The Enforcer vs. The Social Visionary
Ask any experienced arts administrator whether they prefer doing diversity work, or community engagement. They will most likely choose community engagement. Yet, diversity officers are often “enforcers.” They’re the compliance advocates of the not-for-profit world. They tell us what we’re not doing right, where we’ve fallen short, and how to fill in the gaps. Enforcers don’t get to be creative. They don’t get to inspire and they certainly don’t get to influence the organization’s vision. When you’re an enforcer, you’re like a hammer and everything looks like a nail.
On the other hand, the social visionary is someone who listens, and watches with curiosity to discover how the mission and guiding principles of their company aligns with daily operations. They challenge the organization to live up to its vision and they work in partnership with the leadership; in fact, they are apart of the leadership of the organization. They use community engagement practices to bring everyone to the table. They listen deeply; they collaborate; and they ensure everyone collectively knows that we’re responsible for upholding the organization’s vision together. They are not the saviors, but they are the kind of leaders that model shared power. If we had more shared leadership like this, we wouldn’t need a “leadership pipeline.”

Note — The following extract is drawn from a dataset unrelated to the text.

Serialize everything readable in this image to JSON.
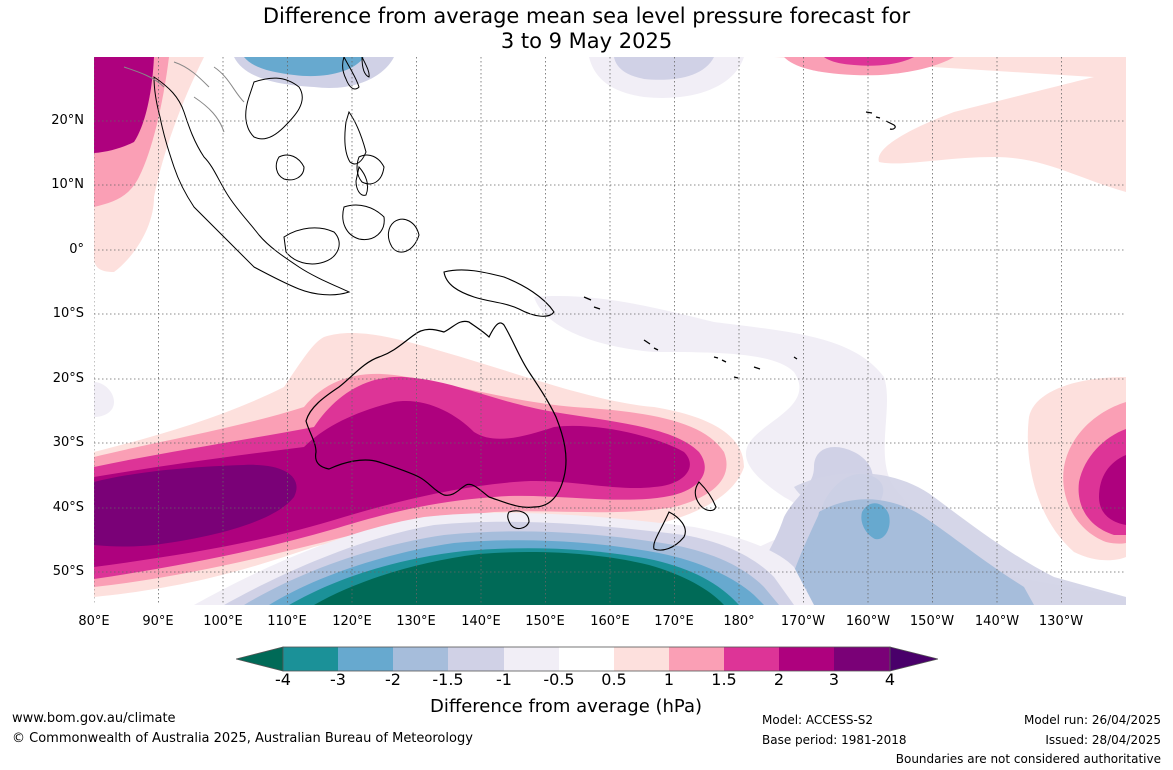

Ultimately, the social visionary understands that diversity is not just one value, but many values that challenge us to see each other and ourselves differently. They encourage us to hold onto our complex, varied identities. As a result, our systems have to change along with our funding streams, and the language we use to describe the communities we serve. It’s visionary work because diversity officers have to get the members of your team to say: “Yes!” to creating the kind of change that transforms inequality, which requires an irresistible vision for others to run toward. While a diversity position is a start, it is only the beginning.
Who are the social visionaries among you? Find them, empower them, and then follow them.